In fact, there are no shortage of studies and court rulings that conclude site blocking has little impact:
- The UK’s OFCOM’s 2010 study on site blocking concluded “any injunction scheme operated under sections 17 and 18 of the DEA is unlikely to give rise to a sufficient level of actions to have a material impact on levels of copyright infringement.”
- The UK’s 2017 online copyright infringement tracker found no change in the percentage of users accessing unauthorized content online from the prior year.
- A similar consumer study in Australia obtained the same results with 2017 levels of infringement remaining the same from the prior year.
- A 2015 study by the Council of Europe states plainly that “blocking is not very effective in general.”

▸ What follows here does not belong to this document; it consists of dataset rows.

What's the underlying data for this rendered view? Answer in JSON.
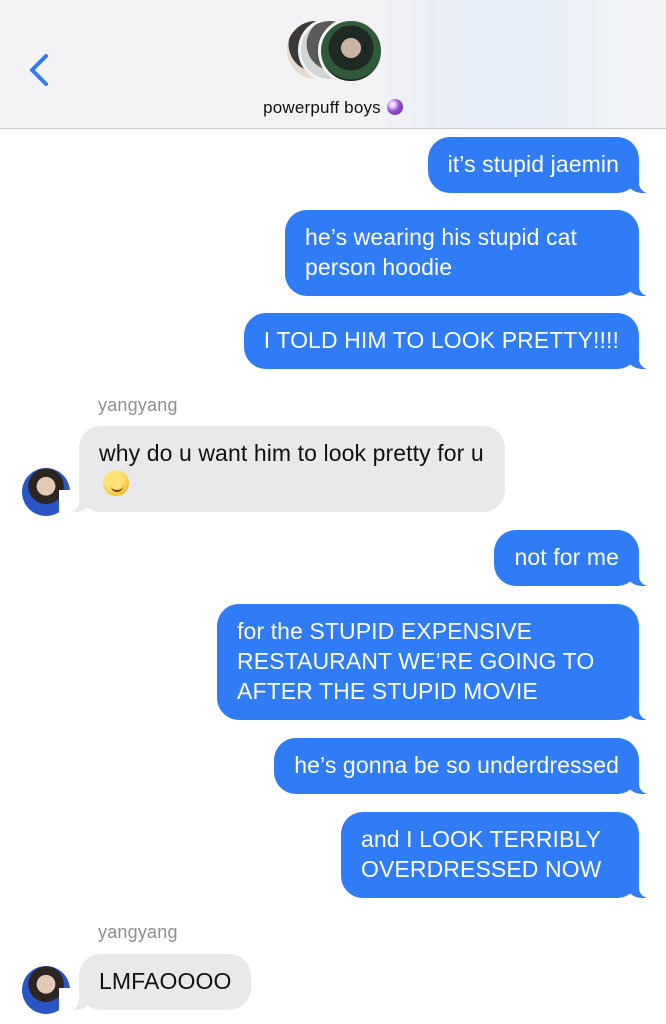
{
  "header": {
    "group_name": "powerpuff boys"
  },
  "messages": [
    {
      "from": "me",
      "text": "it’s stupid jaemin"
    },
    {
      "from": "me",
      "text": "he’s wearing his stupid cat person hoodie"
    },
    {
      "from": "me",
      "text": "I TOLD HIM TO LOOK PRETTY!!!!"
    },
    {
      "from": "yangyang",
      "sender": "yangyang",
      "text": "why do u want him to look pretty for u"
    },
    {
      "from": "me",
      "text": "not for me"
    },
    {
      "from": "me",
      "text": "for the STUPID EXPENSIVE RESTAURANT WE’RE GOING TO AFTER THE STUPID MOVIE"
    },
    {
      "from": "me",
      "text": "he’s gonna be so underdressed"
    },
    {
      "from": "me",
      "text": "and I LOOK TERRIBLY OVERDRESSED NOW"
    },
    {
      "from": "yangyang",
      "sender": "yangyang",
      "text": "LMFAOOOO"
    }
  ],
  "icons": {
    "back": "chevron-left-icon",
    "group_emoji": "crystal-ball-icon",
    "message_emoji": "smirk-emoji-icon"
  },
  "colors": {
    "outgoing_bubble": "#2f7cf6",
    "incoming_bubble": "#e9e9eb",
    "accent": "#2f7cf6"
  }
}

- Italy is often touted as an example for site blocking, yet piracy rates of movies has only declined by 4% since 2010 and the rate of television piracy has increased significantly over the same period.
- In Spain, one study found piracy rates dropping by 4%, but some sectors saw an increase and MUSO report ranked Spain as the 4th highest country in the world for piracy ranking, despite the existence of website blocking.
- The ineffectiveness of Pirate Bay blocking led a Dutch court to lift a court ordered block in 2014, concluding “the block is not justified and will no longer be enforced.”
- A 2015 European Commission sponsored study that tracked the effect of shutting down a popular German video streaming site found only short-lived reductions in piracy levels as users gravitated to other sources.
The ineffectiveness of website blocking was perhaps best illustrated by an example from the MUSO report relied upon by the Bell coalition. Putlocker.is, which is identified by MUSO as sample streaming site, is on the blocklist in both Australia and the UK (both established through court rulings, not administrative hearings). Despite being blocked in Australia and the UK, SimilarWeb reports that site visits to Putlocker.is are greater in both Australia and the UK than in Canada. Canada is also declining faster as a traffic source than Australia, the UK, and the United States.
Site blocking is touted by the Bell coalition as a proverbial silver bullet to its piracy concerns. The case against the Bell coalition proposal has already addressed the weak evidence on the state of Canadian piracy and its limited impact. Yet even if the piracy claims were taken at face value, studies from around the world indicate only limited impact from site blocking in the longer term. Given the many negative effects of site blocking (including over-blocking and the expansion to other areas), the risks far outweigh the benefits.